Childhood then was not perfect — but it was protected.


A Startling Contrast

Today, as a tutor, I sit across from children as young as 10, 12, 13, and 14, and I hear words that were never part of our childhood vocabulary: anxiety, stress, ADHD, attention disorder, palpitations, and high blood pressure. These are no longer rare—they’re becoming disturbingly common.


As an educator and the mother of a 16-year-old, I often pause and ask: What has changed so drastically? What is stealing the childhood that children are meant to enjoy? Is it books, academic pressure, the constant push for excellence, or the entire ecosystem around the child?


The honest answer is uncomfortable but clear: it’s a combination of everything.


Changed Environment

Today’s children are growing up in an ultramodern, ultrafast, and ultracompetitive world. Life moves faster than their emotional capacity. Information is limitless, comparisons are relentless, and expectations begin early and rarely pause.


Childhood has become preparation, not experience.Children are constantly evaluated—academically, socially, and emotionally—and expected to perform, excel, multitask, and adapt, often without being taught how to handle failure, pressure, or uncertainty.


Unlike earlier generations, many no longer grow up in a naturally supportive system. Families are nuclear, neighbours distant, relatives busy, conversations replaced by screens, and emotional availability reduced—even when physical presence exists.


Losing Capacity

A difficult but necessary question arises: Have children lost the capacity to handle challenges?Not because they are weak, but because they aren’t being allowed to grow strong naturally. Earlier, resilience was built through free play, unstructured time, boredom, social conflicts, minor failures, and independent decisions.


Today, many children are constantly supervised, corrected, and controlled. Their lives are planned in advance, mistakes pre-empted, and discomfort quickly fixed. In trying to protect them, we may be unintentionally disarming them.


Today’s challenges are endless. They won’t reduce—they’ll only evolve. So the goal isn’t to shield children from them but to prepare them to face them. How? Not through pressure, constant correction, fear, or comparison—but through trust, support, and emotional safety.


Role of Parents

Be supportive. Give your children wings—but not freedom without direction. Give them guided freedom.Don’t nitpick every action, control every decision, or turn every moment into a lesson. Offer guidance and values, but allow space.


Let children make decisions, make mistakes, face consequences, and learn. A child allowed to fall learns balance. A child who is trusted learns responsibility.

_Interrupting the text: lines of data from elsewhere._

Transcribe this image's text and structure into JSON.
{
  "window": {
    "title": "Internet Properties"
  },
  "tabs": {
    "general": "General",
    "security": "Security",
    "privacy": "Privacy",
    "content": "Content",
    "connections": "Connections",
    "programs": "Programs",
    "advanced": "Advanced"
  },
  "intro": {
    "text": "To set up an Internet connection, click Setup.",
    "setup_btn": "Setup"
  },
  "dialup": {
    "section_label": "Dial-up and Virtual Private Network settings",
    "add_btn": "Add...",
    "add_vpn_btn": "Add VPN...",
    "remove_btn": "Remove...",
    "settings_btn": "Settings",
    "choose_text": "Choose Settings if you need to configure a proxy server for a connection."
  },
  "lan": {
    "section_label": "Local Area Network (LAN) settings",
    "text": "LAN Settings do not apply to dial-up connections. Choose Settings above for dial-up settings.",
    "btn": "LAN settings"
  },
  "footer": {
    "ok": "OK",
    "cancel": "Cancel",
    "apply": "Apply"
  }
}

When you trust your child, you’re not just trusting them—you’re trusting yourself, your values, and your guidance. If you constantly doubt your child, aren’t you also questioning your own parenting?


With the right support, love, and value system, a child may be influenced by peers, but they won’t lose their moral compass. Your upbringing becomes their inner voice. Trust anchors them—and helps them find their way back.

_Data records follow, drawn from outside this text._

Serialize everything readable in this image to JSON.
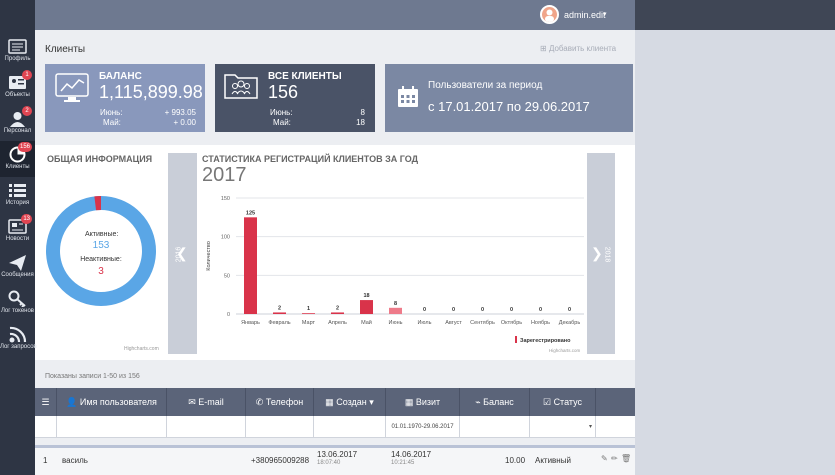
{
  "sidebar": {
    "items": [
      {
        "label": "Профиль",
        "icon": "profile-card-icon",
        "badge": ""
      },
      {
        "label": "Объекты",
        "icon": "objects-icon",
        "badge": "1"
      },
      {
        "label": "Персонал",
        "icon": "staff-icon",
        "badge": "2"
      },
      {
        "label": "Клиенты",
        "icon": "clients-icon",
        "badge": "156"
      },
      {
        "label": "История",
        "icon": "history-list-icon",
        "badge": ""
      },
      {
        "label": "Новости",
        "icon": "news-icon",
        "badge": "13"
      },
      {
        "label": "Сообщения",
        "icon": "send-icon",
        "badge": ""
      },
      {
        "label": "Лог токенов",
        "icon": "key-icon",
        "badge": ""
      },
      {
        "label": "Лог запросов",
        "icon": "rss-icon",
        "badge": ""
      }
    ]
  },
  "user": {
    "name": "admin.edit"
  },
  "page": {
    "title": "Клиенты",
    "add_client": "Добавить клиента"
  },
  "cards": {
    "balance": {
      "title": "БАЛАНС",
      "value": "1,115,899.98",
      "row1_label": "Июнь:",
      "row1_value": "+ 993.05",
      "row2_label": "Май:",
      "row2_value": "+ 0.00"
    },
    "clients": {
      "title": "ВСЕ КЛИЕНТЫ",
      "value": "156",
      "row1_label": "Июнь:",
      "row1_value": "8",
      "row2_label": "Май:",
      "row2_value": "18"
    },
    "period": {
      "title": "Пользователи за период",
      "range": "с 17.01.2017 по 29.06.2017"
    }
  },
  "general": {
    "title": "ОБЩАЯ ИНФОРМАЦИЯ",
    "active_label": "Активные:",
    "active_value": "153",
    "inactive_label": "Неактивные:",
    "inactive_value": "3",
    "credit": "Highcharts.com"
  },
  "stats": {
    "title": "СТАТИСТИКА РЕГИСТРАЦИЙ КЛИЕНТОВ ЗА ГОД",
    "year": "2017",
    "prev_year": "2016",
    "next_year": "2018",
    "credit": "Highcharts.com"
  },
  "chart_data": [
    {
      "type": "pie",
      "categories": [
        "Активные",
        "Неактивные"
      ],
      "values": [
        153,
        3
      ],
      "colors": [
        "#5aa6e6",
        "#d9334a"
      ]
    },
    {
      "type": "bar",
      "ylabel": "Количество",
      "ylim": [
        0,
        150
      ],
      "yticks": [
        "0",
        "50",
        "100",
        "150"
      ],
      "categories": [
        "Январь",
        "Февраль",
        "Март",
        "Апрель",
        "Май",
        "Июнь",
        "Июль",
        "Август",
        "Сентябрь",
        "Октябрь",
        "Ноябрь",
        "Декабрь"
      ],
      "series": [
        {
          "name": "Зарегестрировано",
          "values": [
            125,
            2,
            1,
            2,
            18,
            8,
            0,
            0,
            0,
            0,
            0,
            0
          ]
        }
      ],
      "color": "#d9334a",
      "legend": "bottom-right"
    }
  ],
  "table": {
    "summary": "Показаны записи 1-50 из 156",
    "headers": [
      "Имя пользователя",
      "E-mail",
      "Телефон",
      "Создан",
      "Визит",
      "Баланс",
      "Статус"
    ],
    "filter_visit": "01.01.1970-29.06.2017",
    "rows": [
      {
        "num": "1",
        "name": "василь",
        "email": "",
        "phone": "+380965009288",
        "created": "13.06.2017",
        "created_time": "18:07:40",
        "visit": "14.06.2017",
        "visit_time": "10:21:45",
        "balance": "10.00",
        "status": "Активный"
      }
    ]
  }
}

When a child feels anxious, it isn’t disobedience, weakness, or failure. It’s a signal—a need for reassurance, acceptance, understanding, and unconditional love. In that moment, the child needs more support, not more pressure.


Listen more. Correct less. Be present without judgement.


Children are not projects, performance reports, or reflections of social status. They are human beings in their most formative years. Let them laugh loudly, play freely, fail safely, and grow slowly. Give them roots of trust and wings of freedom.


Raising a child today isn’t easy—but raising an anxious child is harder. As parents, tutors, and carers, our greatest responsibility is not to produce high achievers but emotionally secure individuals who can face life with confidence and calm.


Give wings to your child. Let them fly. Be their safe landing.


Because a child who feels trusted, supported, and loved will always find their way — even in the most challenging world.